Hi, I just bought a site and a database for a site of mine. I have a reseller and just created a cpanel account. Added my domain to the cpanel. Now the proble is that the database is to big and the seller asked me to ask my host to enable SSH. What is SSH and why cant I just install using cpanel? The database size is 1GB. Need help to solve this problem asap. Thanks
Thanks for the superb response via PM. Will keep this in mind. Still waiting of other alternative first though. Rep+ If there are anyone else who can install the database without using SSH PM me your rates too and your payment option. I accept PP and MB but prefer MB more. Let me know
Here is my advice for free phpMyAdmin allows uploads upto 51200 KB via the browser. So, make parts of your 1 GB database dump, which are smaller than or equal to the above size. Then import them in the correct order.

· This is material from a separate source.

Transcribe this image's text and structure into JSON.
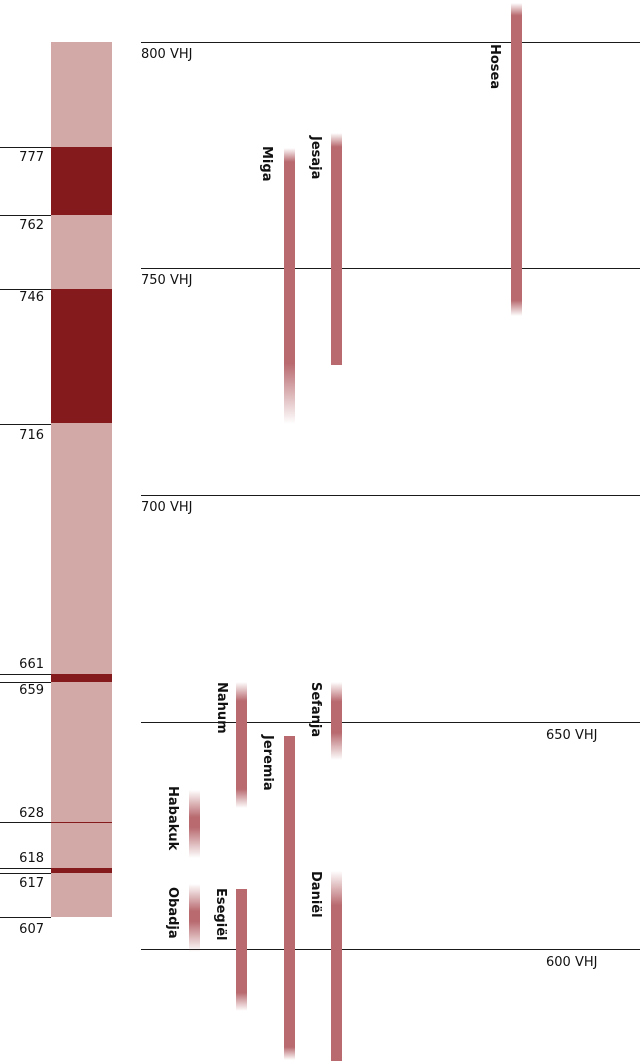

Try it & let me know how it goes. Ishan
I would say better upload the 1 GB file in a .sql format to your /home/<user>/ where <user> is your account (from your ftp this is the root when you login using cPanel username and password) Then contact your host asking them to restore the database for you or ask them to provide you SSH access. The SSH command would be mysql -u db_username -p db_name < /home/<user>/backupname.sql Code (markup): This is the safest method if you (your host) can do it this way.

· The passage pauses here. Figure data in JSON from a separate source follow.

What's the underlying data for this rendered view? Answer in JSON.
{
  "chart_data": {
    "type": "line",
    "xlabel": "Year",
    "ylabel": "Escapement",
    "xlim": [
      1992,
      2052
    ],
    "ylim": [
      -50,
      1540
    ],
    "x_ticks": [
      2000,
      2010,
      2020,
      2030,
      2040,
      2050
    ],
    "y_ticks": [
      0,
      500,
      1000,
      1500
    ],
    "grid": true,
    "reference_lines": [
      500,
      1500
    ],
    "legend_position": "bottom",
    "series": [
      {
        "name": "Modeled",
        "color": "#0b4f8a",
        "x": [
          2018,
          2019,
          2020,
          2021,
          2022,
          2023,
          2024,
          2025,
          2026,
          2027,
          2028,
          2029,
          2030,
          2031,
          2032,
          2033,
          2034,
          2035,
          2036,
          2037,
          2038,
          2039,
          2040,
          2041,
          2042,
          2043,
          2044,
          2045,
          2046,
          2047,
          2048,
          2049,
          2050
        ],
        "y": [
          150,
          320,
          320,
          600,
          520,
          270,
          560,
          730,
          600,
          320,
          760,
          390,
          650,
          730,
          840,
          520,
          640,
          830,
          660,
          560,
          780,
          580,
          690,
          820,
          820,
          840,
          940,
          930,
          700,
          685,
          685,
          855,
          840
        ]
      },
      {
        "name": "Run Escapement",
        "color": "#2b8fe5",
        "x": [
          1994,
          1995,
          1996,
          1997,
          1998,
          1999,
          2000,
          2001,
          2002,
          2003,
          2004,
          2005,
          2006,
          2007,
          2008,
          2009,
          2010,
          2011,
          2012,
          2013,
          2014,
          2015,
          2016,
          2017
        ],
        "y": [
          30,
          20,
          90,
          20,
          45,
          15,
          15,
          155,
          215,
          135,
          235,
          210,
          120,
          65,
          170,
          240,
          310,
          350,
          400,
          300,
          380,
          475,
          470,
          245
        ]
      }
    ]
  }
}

hi i dont think with normal hosting you be able to do SSH you need vps/dedicate server to use ssh, why not telling him use a back up option and then use ftp ur self?
If you're unable to get this done via SSH, have you looked into bigdump? http://www.ozerov.de/bigdump.php
You can open it in a text editor & make parts. You could think of it as making a new file for each paragraph in some text file. Or you could try the attached script. It comes with instructions on how to use it to upload large dumps. Or this - http://www.rusiczki.net/blog/blogstuff/SQLDumpSplitter.zip Let me know if you need any further help. Ishan
SSH is a command line interface for Linux that allows you to do things directly on the server. You can monitor all the running programs, really, anything you need. Most hosts will nto allow you SSH access on a shared environment (reseller is a shared env.). This is due to security risks. You MAY be able to get jailed SSH, which, essentially, limits you to certain things. And it would not be a good thing for you to mess with if you don't have any knowledge of it. You can really muck up a server if you do something wrong.